Question

The potential energy of a particle of mass 10 g as a function of displacement \( x \) is \( (50 \, x^2 + 100) \). The frequency of oscillation is:

• A. \( \frac{10}{\pi} \) s\(^{-1}\)
• B. \( \frac{5}{\pi} \) s\(^{-1}\)
• C. \( \frac{100}{\pi} \) s\(^{-1}\)
• D. \( \frac{50}{\pi} \) s\(^{-1}\)

Hint:

For a harmonic oscillator, the frequency is given by \( f = \frac{1}{2\pi} \sqrt{\frac{k}{m}} \).

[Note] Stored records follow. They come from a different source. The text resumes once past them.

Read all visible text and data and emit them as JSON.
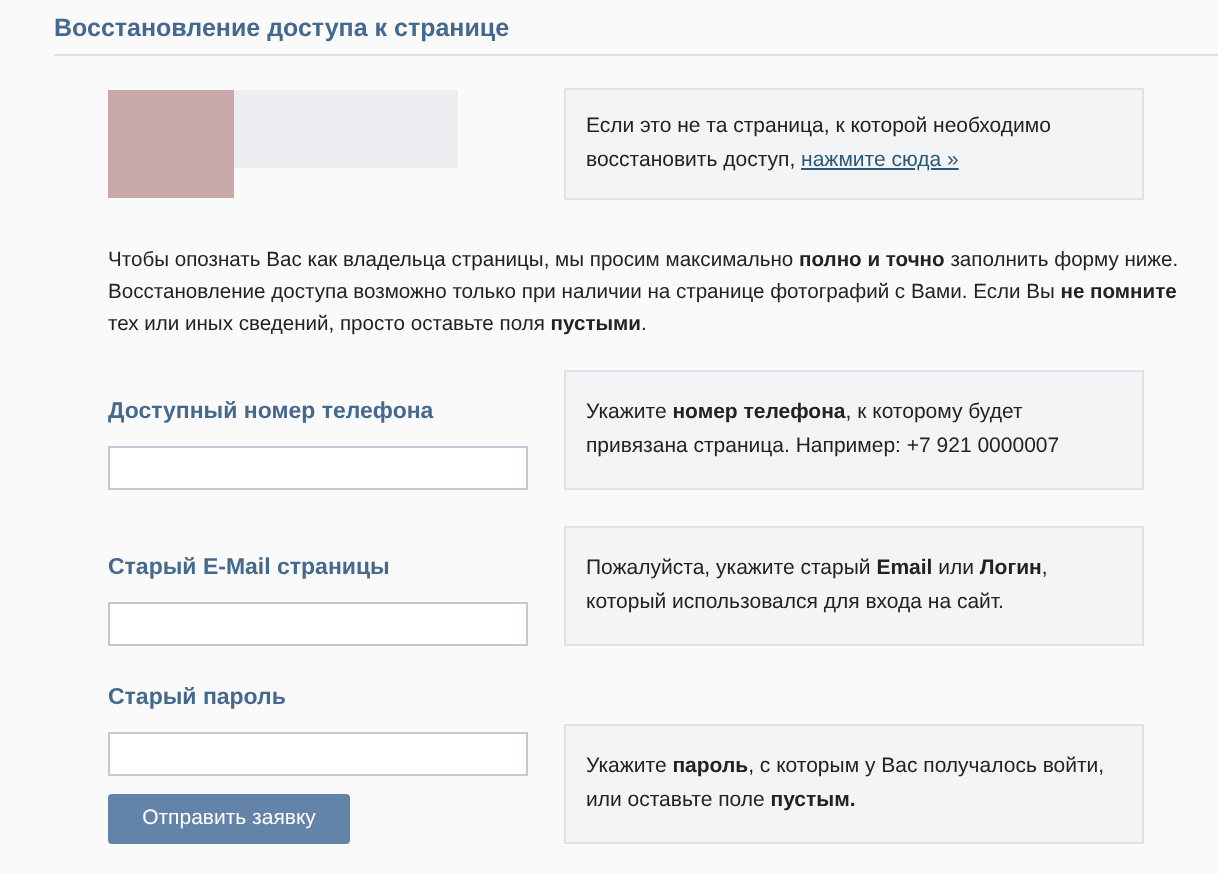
{
  "header": {
    "title": "Восстановление доступа к странице"
  },
  "notice": {
    "text": "Если это не та страница, к которой необходимо восстановить доступ,",
    "link": "нажмите сюда »"
  },
  "intro": "Чтобы опознать Вас как владельца страницы, мы просим максимально **полно и точно** заполнить форму ниже. Восстановление доступа возможно только при наличии на странице фотографий с Вами. Если Вы **не помните** тех или иных сведений, просто оставьте поля **пустыми**.",
  "fields": [
    {
      "label": "Доступный номер телефона",
      "hint": "Укажите **номер телефона**, к которому будет привязана страница. Например: +7 921 0000007"
    },
    {
      "label": "Старый E-Mail страницы",
      "hint": "Пожалуйста, укажите старый **Email** или **Логин**, который использовался для входа на сайт."
    },
    {
      "label": "Старый пароль",
      "hint": "Укажите **пароль**, с которым у Вас получалось войти, или оставьте поле **пустым.**"
    }
  ],
  "submit": "Отправить заявку"
}
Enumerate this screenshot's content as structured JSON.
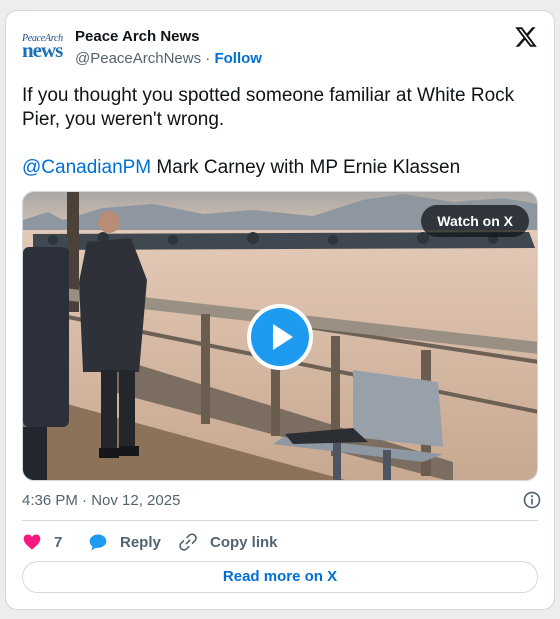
{
  "author": {
    "logo_line1": "PeaceArch",
    "logo_line2": "news",
    "name": "Peace Arch News",
    "handle": "@PeaceArchNews",
    "separator": "·",
    "follow_label": "Follow"
  },
  "tweet": {
    "line1": "If you thought you spotted someone familiar at White Rock Pier, you weren't wrong.",
    "mention": "@CanadianPM",
    "line2_rest": " Mark Carney with MP Ernie Klassen"
  },
  "media": {
    "watch_label": "Watch on X",
    "icon": "play-icon"
  },
  "footer": {
    "time": "4:36 PM · Nov 12, 2025",
    "info_icon": "info-icon",
    "like_count": "7",
    "reply_label": "Reply",
    "copy_label": "Copy link",
    "read_more_label": "Read more on X"
  },
  "colors": {
    "accent": "#006fd6",
    "play": "#1d9bf0",
    "like": "#f91880",
    "reply": "#1d9bf0"
  }
}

Always compare the given potential energy function with \( U = \frac{1}{2} k x^2 \) to determine \( k \).

Answer 1

The Correct Option is D

Step 1: Identifying the force constant
The potential energy of a simple harmonic oscillator is given by: \[ U = \frac{1}{2} k x^2. \] Comparing with the given function: \[ U = 50 x^2 + 100, \] we identify the force constant: \[ \frac{1}{2} k = 50 \quad \Rightarrow \quad k = 100. \] Step 2: Calculating angular frequency
The angular frequency \( \omega \) is given by: \[ \omega = \sqrt{\frac{k}{m}}. \] Given: - \( k = 100 \), - \( m = 10 \) g = \( 0.01 \) kg. \[ \omega = \sqrt{\frac{100}{0.01}}. \] \[ \omega = \sqrt{10000} = 100 { rad/s}. \] Step 3: Finding frequency of oscillation
The frequency of oscillation is: \[ f = \frac{\omega}{2\pi} = \frac{100}{2\pi} = \frac{50}{\pi}. \] Step 4: Conclusion
Thus, the frequency of oscillation is: \[ \frac{50}{\pi} { s}^{-1}. \]